Critical Evaluation:
Esther Forbes was primarily interested in New England, where she lived and where her ancestors have lived since Massachusetts was settled. She was peculiarly equipped to write A MIRROR FOR WITCHES, since witches are common to the folklore and history of her region, and it is said that one of her ancestors died in jail after being charged with witchcraft. While the nineteenth century Hawthorne used this kind of material symbolically, and others have used it romantically or sentimentally, Forbes has written originally and brilliantly in making A MIRROR FOR WITCHES a psychologically realistic novel. Under the same title, a successful modern ballet has been based on this tale of demonism and witchcraft in early Puritan times.
Primarily a novel about psychology, it reflects Doll Bilby as a tormented, lonely, undersized woman who is hated by her barren stepmother. Hannah Bilby is jealous of the attention lavished on Doll by her husband, Jared. Doll is feared by the people of her Massachusetts village because of her stepmother’s malicious gossip and because of the eccentric behavior that her stepmother’s hatred has brought out in her. Doll is not a witch, however, and Bloody Shad is not her “demon prince.” He is simply a pirate who has escaped jail and fled to Doll’s part of the country. He passes himself off to her as a demon since he had heard of her reputation and was playing up to it. She is eager to believe him as a way of soothing her loneliness.
The whole course of action in the novel is much like that involving Doll and Bloody Shad. Doll was driven mad by the tales told about her, for after her stepfather’s death, she herself came to believe those tales. She was lonely and without comfort. Forsaken by the godly people of Puritan New England, she in turn forsook God and sought comfort from the devil whose servant she had long been told she was. She begins to walk abroad at night in search of her new god, Satan, and the world looks to be a better place to her after she has become mad. She was at peace with herself after she accepted the townspeople’s view of her and began to accommodate herself to that view.

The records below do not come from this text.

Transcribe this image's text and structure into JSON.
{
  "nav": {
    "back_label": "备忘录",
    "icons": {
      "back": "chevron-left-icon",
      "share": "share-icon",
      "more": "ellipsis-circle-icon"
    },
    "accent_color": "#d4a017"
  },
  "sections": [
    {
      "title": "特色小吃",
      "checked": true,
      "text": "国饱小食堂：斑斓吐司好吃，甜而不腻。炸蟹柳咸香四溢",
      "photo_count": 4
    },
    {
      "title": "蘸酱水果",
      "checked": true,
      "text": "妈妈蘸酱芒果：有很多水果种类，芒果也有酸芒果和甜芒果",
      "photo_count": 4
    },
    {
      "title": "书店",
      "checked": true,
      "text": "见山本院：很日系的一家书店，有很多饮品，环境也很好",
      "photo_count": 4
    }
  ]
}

At one point, she dreams that she rises up out of her body and flies about her bedroom. She flies out the window and goes walking in spirit over the meadows. She knew when she awoke that this was not a dream because she was wearing her slippers; they were wet with dew and covered with grass stains. She, of course, had been walking in her sleep. Forbes knows this, and the reader knows this, but Forbes chooses to portray Doll’s dream as actual fact involving astral projection and witchcraft. It is upon such a point that the novel flounders, and what could have been an engrossing tale about magic and the discernment of neurotic behavior turns out to be fundamentally disappointing.

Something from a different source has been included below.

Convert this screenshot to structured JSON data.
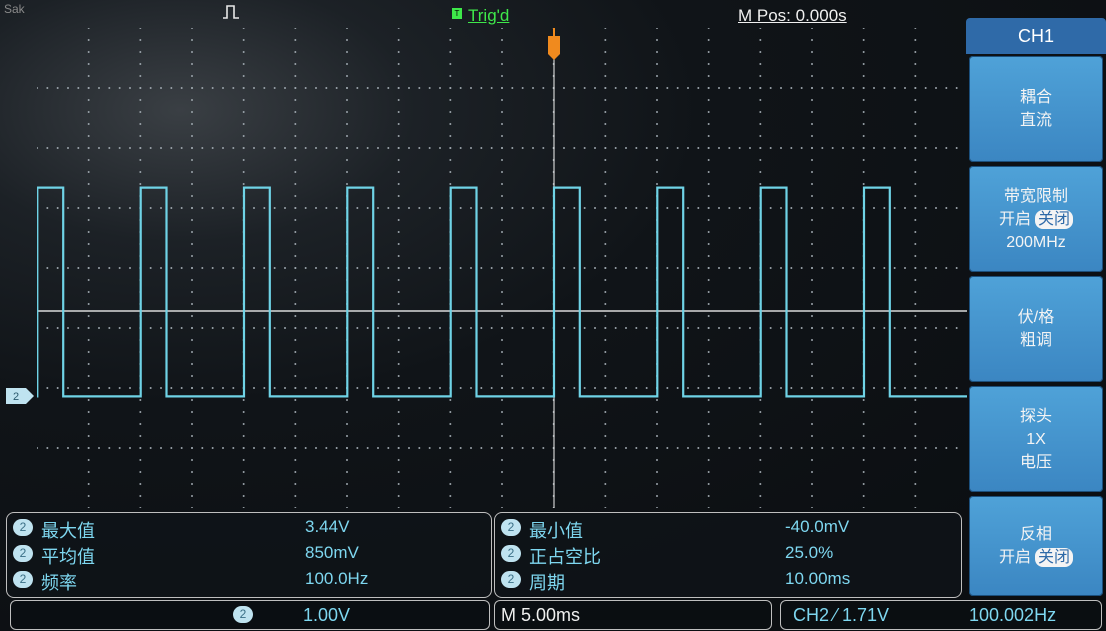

Forbes writes this novel in a quasi-Puritan style. It is as if it were an example of a moral tale, written by a true believer, describing the harmful effects of trafficking with the forces of evil. Such writings do exist, but they should not be imitated by those who cannot do it brilliantly. The fact that Forbes does imitate it is one mistake, and it makes the novel seem like a poorly planned piece of work. This error is compounded by her presentation of the story in the guise of the omniscient narrator. The resulting combination of these two errors is a novel that often does not seem to know where it is going or how to get there. A MIRROR FOR WITCHES sometimes shows very well the psychological underpinnings of actions that the community of the novel chooses to see as magical, supernatural, or maleficent. More often, however, the novel is confusing, and the reader remains unsure of the psychological underpinning Forbes is trying to show.
The theory that previous ages may have recognized the truths of what was later called psychoanalysis but hid these truths under a cloak of magic and mystery, is a fascinating one. It is unfortunate that Forbes was not more skillful in her treatment of this theme.